Doctor of Philosophy

Abstract

Two studies examined the categorization function of stereotypes and differences in ethnic information processing as a function of group membership. The relationships of attitudes, contact, and information with stereotyping also were studied. A first study examined the responses of 91 subjects to an ingroup label (English Canadians), two outgroup labels (French Canadians and Americans), and no-information label (Pireneans), and a high relevance label (Myself). The second study assessed the stereotypes of 40 Canadians, 40 Chinese regarding five ethnic labels: Canadians, Chinese, Americans, Filipinos, and Mexicans. Response latencies to stereotypic items were compared to response latencies of non-stereotypic items to examine the categorization function of stereotypes. Response latencies, as well as response extremity and variability, associated with the different group labels were compared to test the assumption that people have a more homogeneous representation of outgroups than of their ingroup.
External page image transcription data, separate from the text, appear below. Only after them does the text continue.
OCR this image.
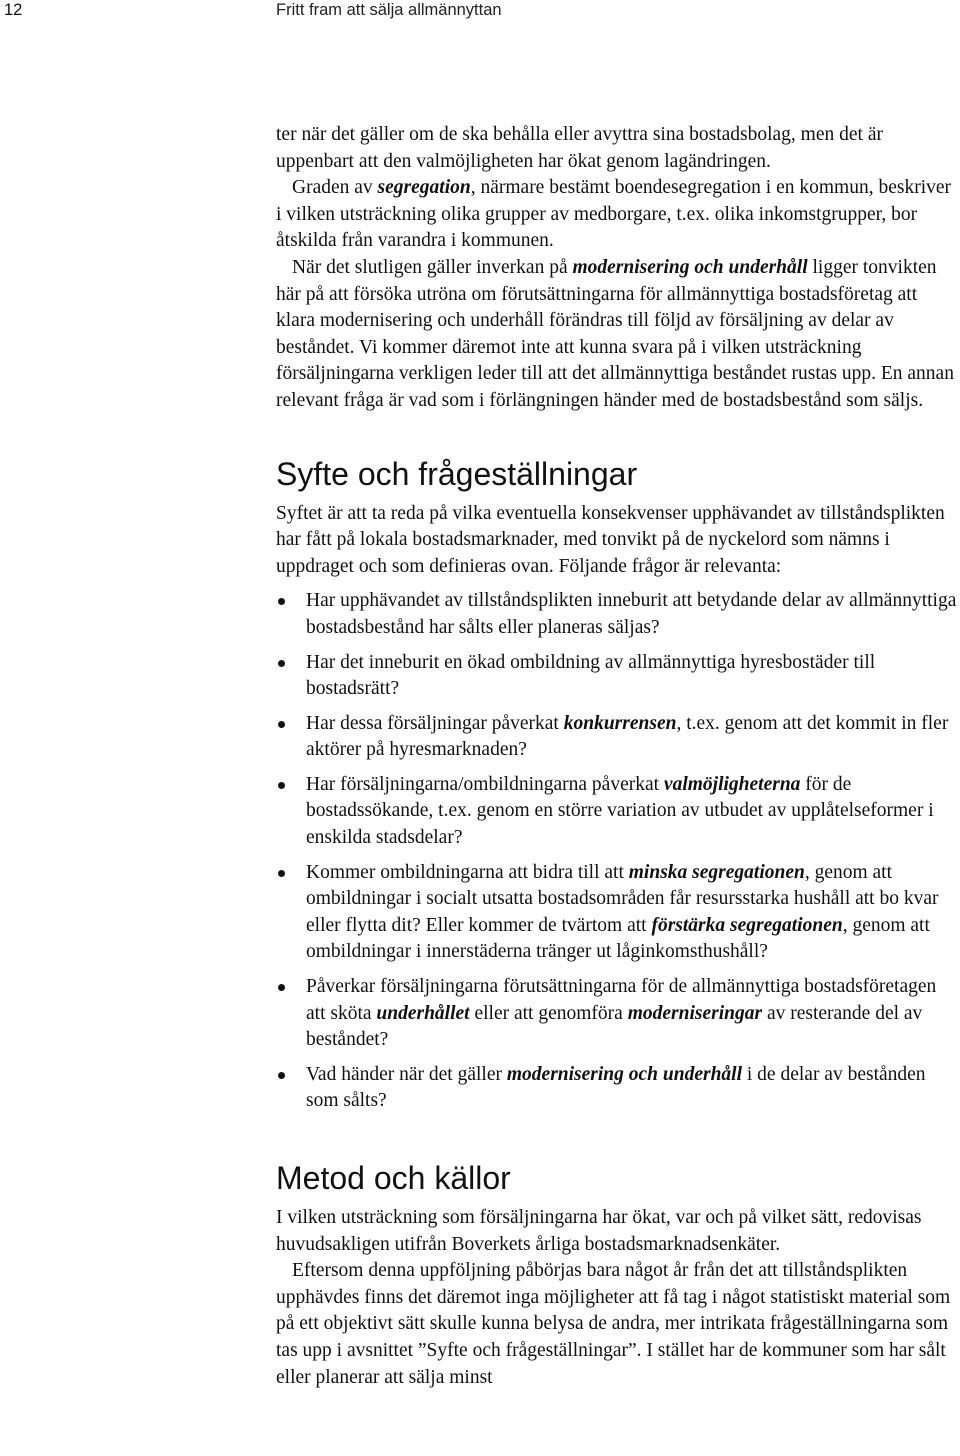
12	Fritt fram att sälja allmännyttan

ter när det gäller om de ska behålla eller avyttra sina bostadsbolag, men det är uppenbart att den valmöjligheten har ökat genom lagändringen.

Graden av segregation, närmare bestämt boendesegregation i en kommun, beskriver i vilken utsträckning olika grupper av medborgare, t.ex. olika inkomstgrupper, bor åtskilda från varandra i kommunen.

När det slutligen gäller inverkan på modernisering och underhåll ligger tonvikten här på att försöka utröna om förutsättningarna för allmännyttiga bostadsföretag att klara modernisering och underhåll förändras till följd av försäljning av delar av beståndet. Vi kommer däremot inte att kunna svara på i vilken utsträckning försäljningarna verkligen leder till att det allmännyttiga beståndet rustas upp. En annan relevant fråga är vad som i förlängningen händer med de bostadsbestånd som säljs.

Syfte och frågeställningar

Syftet är att ta reda på vilka eventuella konsekvenser upphävandet av tillståndsplikten har fått på lokala bostadsmarknader, med tonvikt på de nyckelord som nämns i uppdraget och som definieras ovan. Följande frågor är relevanta:

Har upphävandet av tillståndsplikten inneburit att betydande delar av allmännyttiga bostadsbestånd har sålts eller planeras säljas?
Har det inneburit en ökad ombildning av allmännyttiga hyresbostäder till bostadsrätt?
Har dessa försäljningar påverkat konkurrensen, t.ex. genom att det kommit in fler aktörer på hyresmarknaden?
Har försäljningarna/ombildningarna påverkat valmöjligheterna för de bostadssökande, t.ex. genom en större variation av utbudet av upplåtelseformer i enskilda stadsdelar?
Kommer ombildningarna att bidra till att minska segregationen, genom att ombildningar i socialt utsatta bostadsområden får resursstarka hushåll att bo kvar eller flytta dit? Eller kommer de tvärtom att förstärka segregationen, genom att ombildningar i innerstäderna tränger ut låginkomsthushåll?
Påverkar försäljningarna förutsättningarna för de allmännyttiga bostadsföretagen att sköta underhållet eller att genomföra moderniseringar av resterande del av beståndet?
Vad händer när det gäller modernisering och underhåll i de delar av bestånden som sålts?
Metod och källor

I vilken utsträckning som försäljningarna har ökat, var och på vilket sätt, redovisas huvudsakligen utifrån Boverkets årliga bostadsmarknadsenkäter.

Eftersom denna uppföljning påbörjas bara något år från det att tillståndsplikten upphävdes finns det däremot inga möjligheter att få tag i något statistiskt material som på ett objektivt sätt skulle kunna belysa de andra, mer intrikata frågeställningarna som tas upp i avsnittet ”Syfte och frågeställningar”. I stället har de kommuner som har sålt eller planerar att sälja minst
It was found that stereotypes serve a categorization function in that stereotypic attributes were processed more rapidly than non-stereotypic attributes mainly for salient ethnic labels which elicited more articulated stereotypes than less salient ethnic labels. In terms of differences in the processing of group labels, it was found, as predicted by the assumption of homogeneity, that salient outgroup labels were processed more rapidly than ingroup labels. Salient outgroup labels also were given more polarized ratings than ingroup labels for descriptive dimensions. When groups were rated on evaluative dimensions, ingroup favouritism had an overriding effect on the homogeneity assumption, in that ingroup ratings were more polarized than outgroup ratings. These findings were obtained in both studies regardless of the ingroup examined. The seondary analyses revealed the attitudes were relatively independent of stereotypes, except for ingroup stereotypes which were always evaluative and correlated with attitudes, reflecting an ingroup bias. The findings have important implications in the field of intergroup relations since social representations were found to vary as a function of (1) group membership, (2) outgroup salience, and (3) the nature of the judgments involved (evaluative vs. descriptive).